Analyse van de uitdraai

Het begrip van wat de computeruitdraai precies kan vertellen is in de ZKM zeer essentieel. Niet alleen voor de consultant om de data optimaal te kunnen doorzien, maar via de consultant ook voor de cliënt. De belangrijkste opvattingen hierover hebben wij verzameld in de volgende handleiding. De verschillende onderdelen zijn gerangschikt in de meest gebruikte volgorde.

Instellingen van de software
Er zijn op dit moment verschillende softwarepakketten in gebruik, naast de service van Psychro. In alle systemen kunnen twee waarden ingesteld worden die van belang zijn voor de uitdraai.

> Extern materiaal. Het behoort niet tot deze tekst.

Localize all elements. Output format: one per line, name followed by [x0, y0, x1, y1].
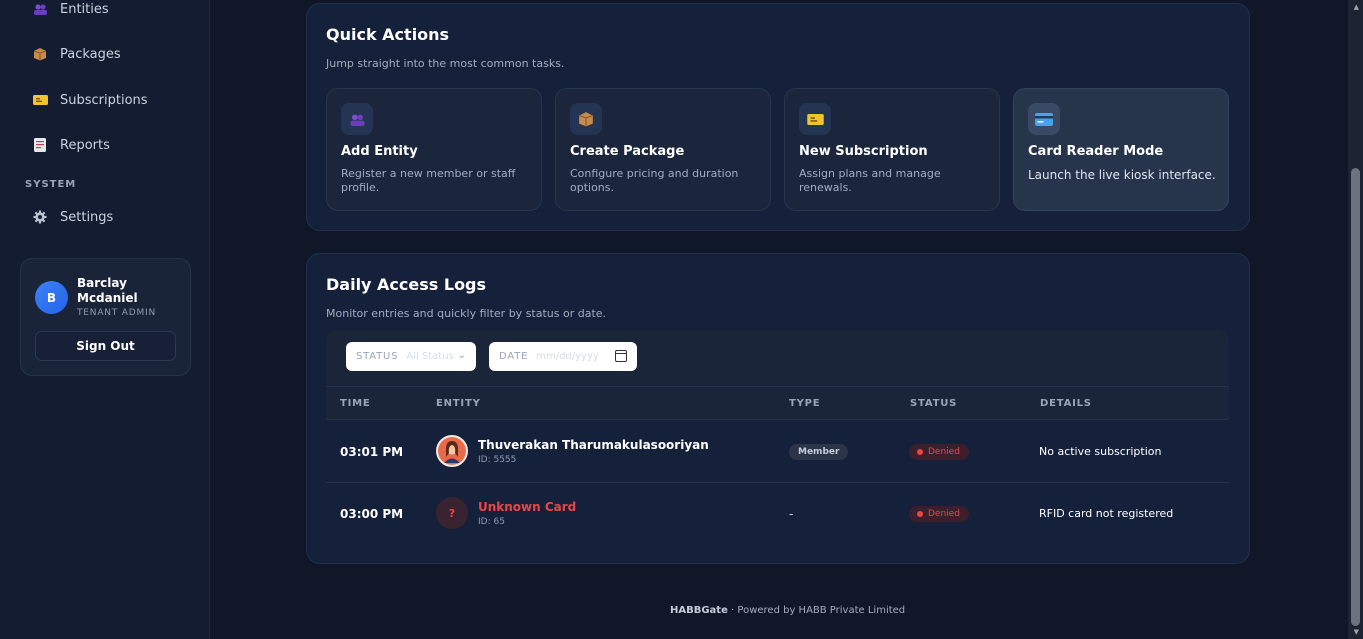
type-badge: Member: [789, 444, 849, 460]
sidebar-item-label: Entities: [60, 1, 109, 17]
sidebar-item-label: Subscriptions: [60, 92, 148, 108]
date-filter[interactable]: DATE mm/dd/yyyy: [489, 342, 637, 371]
column-header-entity: ENTITY: [436, 398, 481, 409]
ticket-icon: [32, 92, 48, 108]
log-details: No active subscription: [1039, 445, 1162, 458]
filter-bar: STATUS All Status ⌄ DATE mm/dd/yyyy: [326, 330, 1229, 386]
access-logs-panel: Daily Access Logs Monitor entries and qu…: [306, 253, 1250, 564]
sidebar-item-label: Packages: [60, 46, 121, 62]
table-row: 03:00 PM ? Unknown Card ID: 65 - Denied …: [326, 483, 1229, 545]
ticket-icon: [799, 103, 831, 135]
entity-id: ID: 5555: [478, 455, 517, 465]
user-role: TENANT ADMIN: [77, 308, 157, 318]
users-icon: [32, 1, 48, 17]
type-value: -: [789, 507, 794, 521]
user-name: Barclay Mcdaniel: [77, 276, 138, 305]
gear-icon: [32, 209, 48, 225]
status-text: Denied: [928, 447, 960, 457]
log-time: 03:01 PM: [340, 445, 404, 459]
footer-brand: HABBGate: [670, 605, 728, 616]
date-filter-value: mm/dd/yyyy: [536, 351, 599, 362]
create-package-card[interactable]: Create Package Configure pricing and dur…: [555, 88, 771, 211]
chevron-down-icon: ⌄: [457, 350, 466, 361]
status-text: Denied: [928, 509, 960, 519]
column-header-details: DETAILS: [1040, 398, 1092, 409]
card-reader-mode-card[interactable]: Card Reader Mode Launch the live kiosk i…: [1013, 88, 1229, 211]
entity-id: ID: 65: [478, 517, 505, 527]
sidebar-item-label: Reports: [60, 137, 110, 153]
sidebar-item-reports[interactable]: Reports: [20, 127, 190, 163]
card-description: Configure pricing and duration options.: [570, 167, 739, 194]
scroll-up-icon[interactable]: ▲: [1354, 3, 1359, 11]
section-label-system: SYSTEM: [25, 179, 77, 190]
avatar: [436, 435, 468, 467]
card-title: Create Package: [570, 144, 685, 159]
date-filter-label: DATE: [499, 351, 529, 362]
entity-name[interactable]: Unknown Card: [478, 500, 576, 514]
user-card: B Barclay Mcdaniel TENANT ADMIN Sign Out: [20, 258, 191, 376]
card-title: New Subscription: [799, 144, 928, 159]
sidebar-item-label: Settings: [60, 209, 114, 225]
new-subscription-card[interactable]: New Subscription Assign plans and manage…: [784, 88, 1000, 211]
scrollbar[interactable]: ▲ ▼: [1348, 0, 1363, 639]
sidebar-item-subscriptions[interactable]: Subscriptions: [20, 82, 190, 118]
card-description: Launch the live kiosk interface.: [1028, 168, 1216, 182]
column-header-time: TIME: [340, 398, 371, 409]
package-icon: [32, 46, 48, 62]
status-badge: Denied: [909, 444, 969, 460]
status-dot-icon: [917, 511, 923, 517]
users-icon: [341, 103, 373, 135]
card-description: Assign plans and manage renewals.: [799, 167, 941, 194]
quick-actions-panel: Quick Actions Jump straight into the mos…: [306, 3, 1250, 231]
status-filter-label: STATUS: [356, 351, 399, 362]
add-entity-card[interactable]: Add Entity Register a new member or staf…: [326, 88, 542, 211]
status-badge: Denied: [909, 506, 969, 522]
column-header-status: STATUS: [910, 398, 958, 409]
log-details: RFID card not registered: [1039, 507, 1174, 520]
card-icon: [1028, 103, 1060, 135]
package-icon: [570, 103, 602, 135]
sidebar-item-packages[interactable]: Packages: [20, 36, 190, 72]
footer-text: · Powered by HABB Private Limited: [727, 605, 906, 616]
scroll-down-icon[interactable]: ▼: [1354, 628, 1359, 636]
calendar-icon[interactable]: [615, 350, 627, 362]
column-header-type: TYPE: [789, 398, 821, 409]
panel-title: Quick Actions: [326, 25, 450, 44]
table-header: TIME ENTITY TYPE STATUS DETAILS: [326, 386, 1229, 420]
sidebar-item-entities[interactable]: Entities: [20, 0, 190, 27]
status-filter-value: All Status: [406, 351, 454, 362]
sign-out-button[interactable]: Sign Out: [35, 331, 176, 361]
scrollbar-thumb[interactable]: [1351, 168, 1360, 626]
sidebar: Entities Packages Subscriptions Reports …: [0, 0, 210, 639]
report-icon: [32, 137, 48, 153]
avatar: B: [35, 281, 68, 314]
card-description: Register a new member or staff profile.: [341, 167, 516, 194]
card-title: Card Reader Mode: [1028, 144, 1164, 159]
unknown-card-avatar: ?: [436, 497, 468, 529]
panel-subtitle: Monitor entries and quickly filter by st…: [326, 307, 607, 320]
footer: HABBGate · Powered by HABB Private Limit…: [670, 605, 905, 616]
panel-subtitle: Jump straight into the most common tasks…: [326, 57, 565, 70]
sidebar-item-settings[interactable]: Settings: [20, 199, 190, 235]
table-row: 03:01 PM Thuverakan Tharumakulasooriyan …: [326, 421, 1229, 483]
entity-name[interactable]: Thuverakan Tharumakulasooriyan: [478, 438, 709, 452]
log-time: 03:00 PM: [340, 507, 404, 521]
status-filter[interactable]: STATUS All Status ⌄: [346, 342, 476, 371]
status-dot-icon: [917, 449, 923, 455]
panel-title: Daily Access Logs: [326, 275, 487, 294]
card-title: Add Entity: [341, 144, 418, 159]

  1. het aantal speciale waardegebieden. Gaat vooral om de waardegebieden AE en IE, meestal dus 2. Soms zijn er echter meer. Ook aangeboden waardegebieden (zoals in ZO2 de vragen naar het zelfonderzoek) behoren tot speciale waardegebieden. Niet juist instellen van dit aantal waardegebieden geeft onjuiste berekeningen voor de affecthiërarchie!!
  2. de drempelwaarde voor de correlaties: correlaties die lager zijn dan de drempelwaarde worden niet geprint. Dat is met name handig in de correlatietabel voor de waardegebieden. Het hanteren van de drempel bij het uitdraaien is niet handig bij de gevoelscorrelaties en bij de somcorrelaties omdat er dan te veel informatie verloren gaat.

Indeling in waarderingstypen
Veel consultants beginnen bij de uitwerking van een onderzoek met het bepalen van de types bij elk waardegebied (HH, +Z, -A, LL etc.) op basis van de somscores. De criteria die we hieronder geven voor de indeling geldt voor de standaardlijst van 24 gevoelens. Voor andere lijsten gelden andere criteria

Voor HH (ook wel ZA genoemd) moeten Z en A beide groter of gelijk aan 13 zijn.

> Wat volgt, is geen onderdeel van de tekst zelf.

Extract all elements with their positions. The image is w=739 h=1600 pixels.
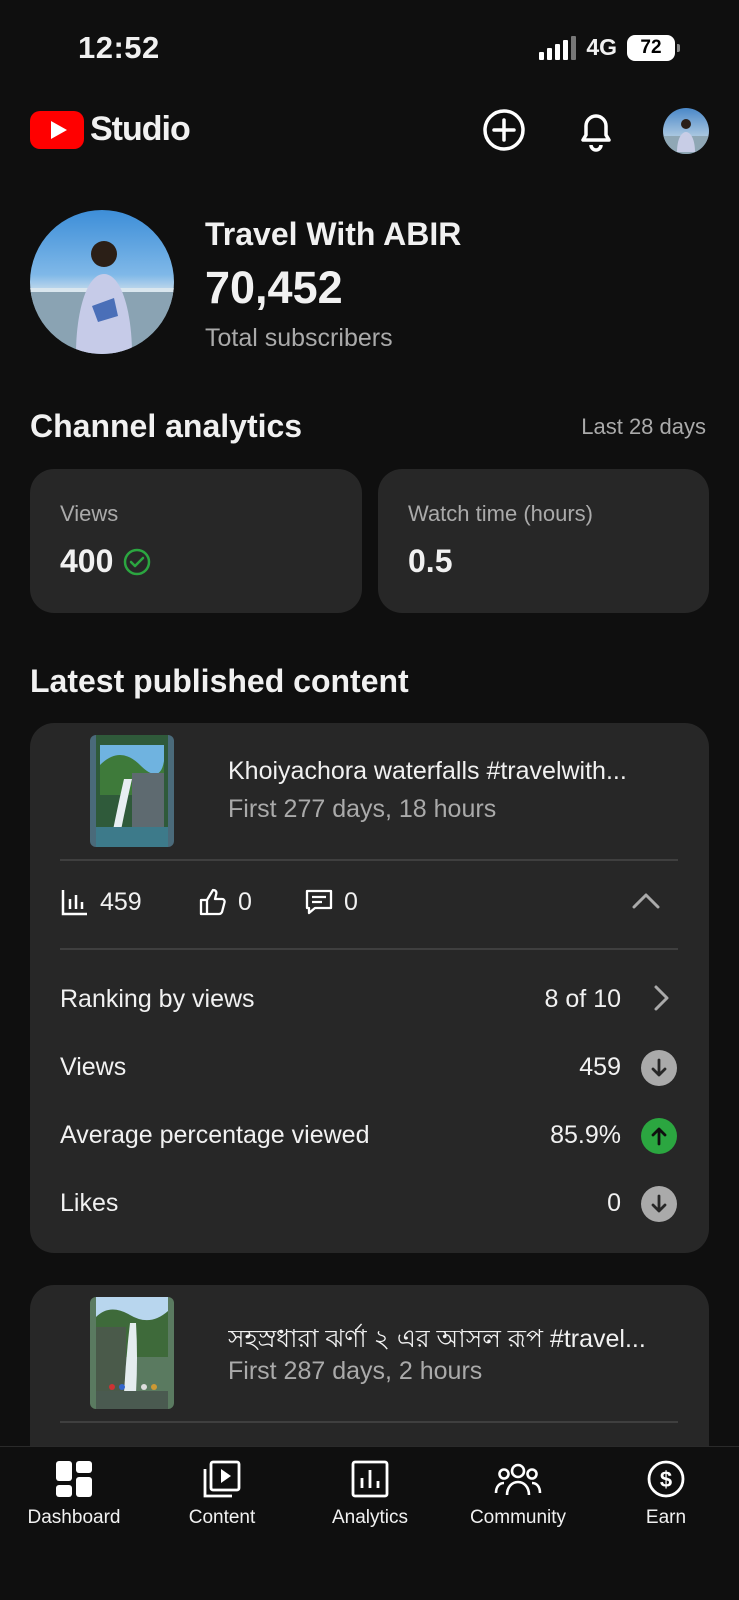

Voor Z moet Z minimaal 5 groter zijn dan A.

Voor A moet A minimaal 5 groter zijn dan Z.

Voor + moet P minimaal 10 groter moet zijn dan N.

Essentieel is dat de Z en A-types altijd prevaleren boven HH en LL. Dus als Z=18 en A=13 dan is dat geen HH type maar een Z type.

Criteria voor andere lijsten
Voor andere lijsten zullen we hier de criteria geven. (wordt later ingevuld)

Analyse van de basismatrix
Gedetailleerd onderzoek van de basismatrix is de eerste stap tot het verkrijgen van inzicht in het systeem. Vooral aandacht verdienen zinnen die ambivalent zijn en waardegebieden waarin de tekst een andere lading heeft dan het gevoelstype.

  1. Ambivalentie: Extra aandacht verdienen de waardegebieden die ambivalent zijn. Daarvoor zijn twee verschillende criteria in omloop
    a. het criterium dat Hermans in The dialogical self heeft gepubliceerd: het verschil tussen P en N is kleiner dan 10.
    b. het criterium dat Mieke Wijdeveld hanteert: K ligt tussen 40 en 60.
    Zinnen die twee polen bevatten in de formulering zijn logischerwijs meestal ambivalent. Deze zijn veelal herkenbaar aan voegwoorden als “maar”, “hoewel” etc. Voorbeeld: “ik had veel lol met Barbara, maar ik vertrouw haar niet echt.” (+/-A) Vooral interessant zijn de ambivalente zinnen waarin de polen niet beide in de formulering terug te vinden zijn. Bijv. “Iedereen vindt mijn moeder een geweldig leuke vrouw.” (+/-HH) Het is zinvol om de persoon om een toelichting te vragen en te onderzoeken welke gevoelens tot ambivalentie leiden. Het verdient de voorkeur om deze zinnen al tijdens het formuleringsgesprek op te splitsen in twee zinnen.
  2. Tekst/affect verschillen: vergelijk de types met de teksten van de waardegebieden. Een zin: “ik irriteer me mateloos aan mijn moeder” die van het type HH is valt op, omdat je een negatieve zin verwacht. Een zin: “ik won de eerste prijs” van het type A valt op omdat je Z gevoelens verwacht hierbij. Over al deze vragen kan de persoon om uitleg gevraagd worden.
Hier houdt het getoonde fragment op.